サテュロスの森
「ユシル、お前まで付き添わなくてよかったんだけど。」
「マーサ様は婆ちゃんのこと知らないでしょう、それに、何かあった時は俺が囮になりますよ!」
「いやあ荷が重すぎる…。」
俺はエキドナから村の主な戦闘武器である石槍とパチンコを貰った。勇者の初期装備としては少し頼りないが素手パンチよりは格好がつく。
エキドナが無事村に帰還できた暁には俺の服を用意してくれるとのことだ。本当に人情溢れる村だ。
「ユシル、お前は婆ちゃんがどの方向に行ったかなんていう想像はついたりするのか?」
「ああ、マーサ様。
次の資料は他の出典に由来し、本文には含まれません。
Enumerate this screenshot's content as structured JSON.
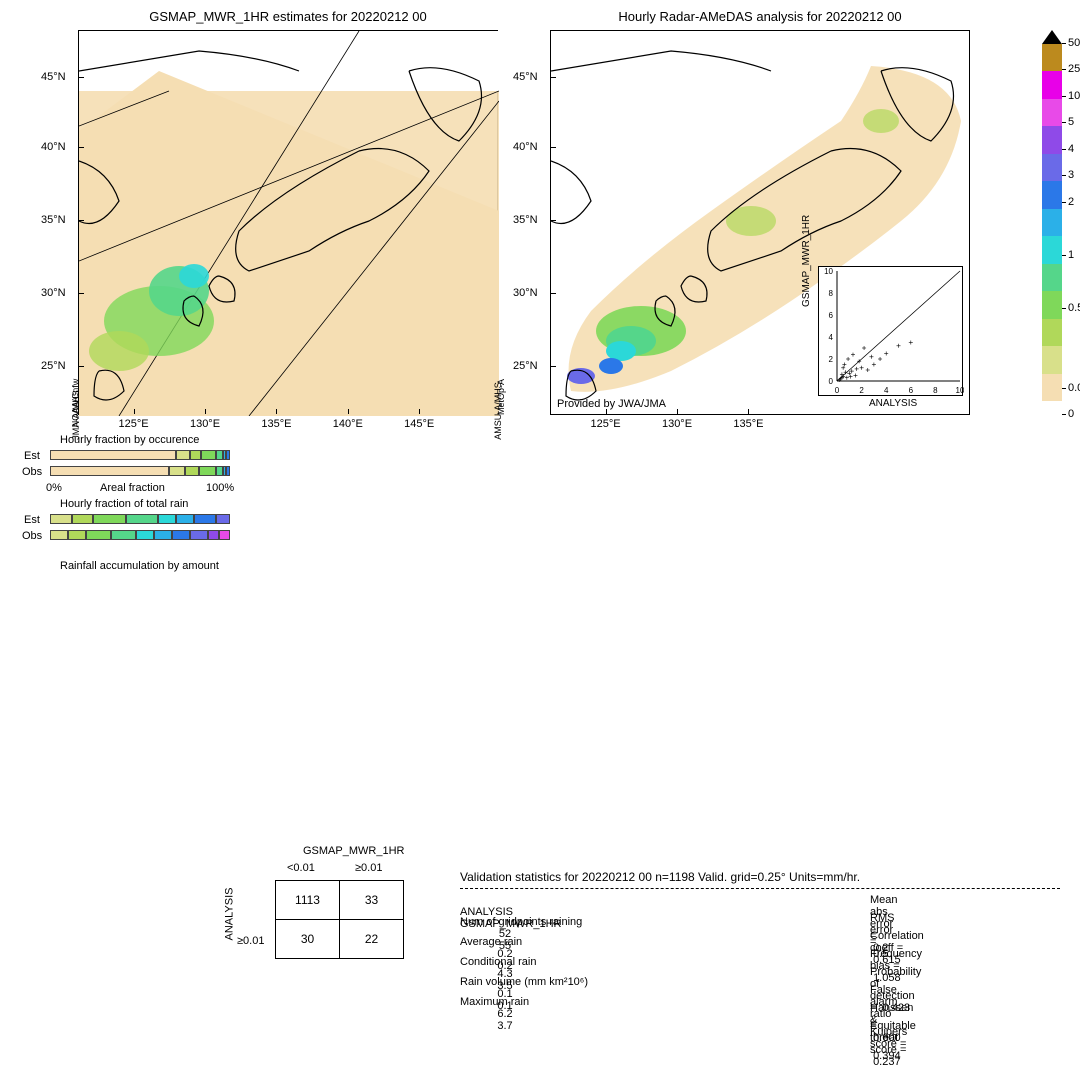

それなら多分、サテュロスの森の方に行ったんじゃないかと思います。」
「お前たちがいつも水を汲みに行ってるっていう森か?」
「はい、婆ちゃんはいつもサテュロスの森に住む女神様の話をしていました。女神様の加護があるからあの森は安全なんだと。でも俺、森までの行き道がわからなくて…村の周りは岩で覆われてるからわかりやすいんだけど森はすげえ見つけづらいんだ、見渡しても同じような景色だし。」
たしかにユシルの言う通り、村の外の高原は岩と砂、それに動物の骨にゴブリンやマンイーターなどの低級魔族がうろついていてどこを向いてもそんな感じだ。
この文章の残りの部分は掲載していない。